Many Supercomputers across Europe became infected this week with malicious cryptocurrency mining software and stopped working to investigate the intrusions.
Incidents have been reported in the United Kingdom, Germany and Switzerland, and a similar raid is rumored to have taken place at a high-performance computer center in Spain.
Η first report of the attack emerged on Monday from the University of Edinburgh, which operates the ARCHER supercomputer. The University reported a "security exploit in ARCHER connection nodes", and shut it down system ARCHER to further investigate the attack. Changed passwords via SSH to prevent further intrusions.
BwHPC is an organization that coordinates supercomputer research projects in Baden-Württemberg, Germany, and he said also on Monday that five of the high performance computer clusters had to be shut down due to similar “incidents security"
The Hawk supercomputer at the Stuttgart High-Performance Computing Center (HLRS) at the University of Stuttgart
BwUniCluster 2.0 and ForHLR II clusters at the Karlsruhe Institute of Technology (KIT)
The bwForCluster for quantum science research at the University of Ulm
The bwForCluster BinAC bioinformatics supercomputer at the University of Tübingen
Reports continued Wednesday when security investigator Felix von Leitner claimed in a Publication that a supercomputer housed in Barcelona, Spain, was also affected by a similar security issue and had to be shut down.
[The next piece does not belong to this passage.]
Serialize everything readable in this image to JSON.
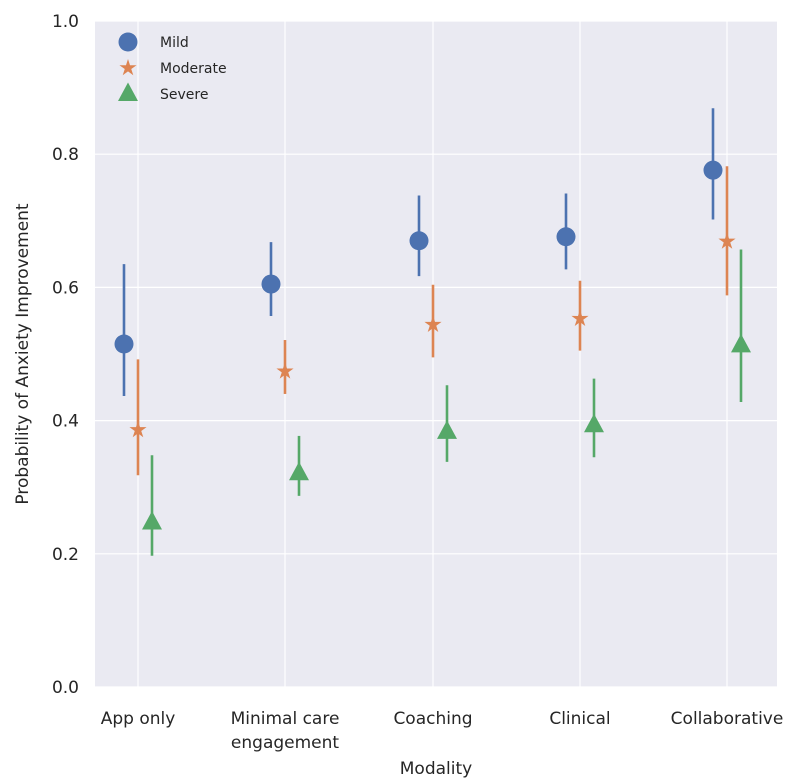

Περισσότερα περιστατικά εμφανίστηκαν την επόμενη μέρα, την Πέμπτη. Το πρώτο προήλθε από το Leibniz Computing Center (LRZ), ένα ινστιτούτο της Βαυαρικής Ακαδημίας Επιστημών, το οποίο είπε ότι αποσύνδεσε ένα σύblueγμα υπολογιστών από το Διαδίκτυο μετά από μια παραβίαση ασφαλείας.
LRZ's announcement was followed later that day by another research center. The Julich Center in the German city of Julich said the JURECA, JUDAC and JUWELS supercomputers had to be shut down following a "security incident".
New violations appeared and today Saturday. The German scientist Robert Helling he published an analysis of malware infecting a high-performance computer complex at the School of Physics at Ludwig-Maximilians University in Munich, Germany.
The Swiss Center for Scientific Computations (CSCS) in Zurich, Switzerland closed also external access to its supercomputer infrastructure after a "cyber-incident" and "until it restores a secure environment".
None of the above have released details of the hacks. However, earlier today the Computer Security Incident Response Team (CSIRT) for the European Grid Infrastructure (EGI), a pan-European organization that coordinates the research for supercomputers across Europe, has been released samples of malware from some of these incidents.
The malware samples were tested today by Cado Security, a US-based cyber security company. The company said the attackers appeared to have gained access to the supercomputers' clusters through compromised SSH credentials.
Credentials appear to have been stolen by university members who have access to supercomputers. The incoming SSH connections came from universities in Canada, China and Poland.
Chris Doman, co-founder of Cado Security, told ZDNet today that while there is no official evidence to suggest that all of these intrusions were carried out by the same team, the identical names of the malware files suggest that this is very likely. .
According to Doman analysis, once intruders gain access to a supercomputer node, they use an exploit for vulnerability CVE-2019-15666 which helps them gain root access. Then they installed an application for mining Monero (XMR).
It should be noted that many of the supercomputers that have stopped operating have given priority to COVID-19 research, which of course has now stopped as a result of the invasion.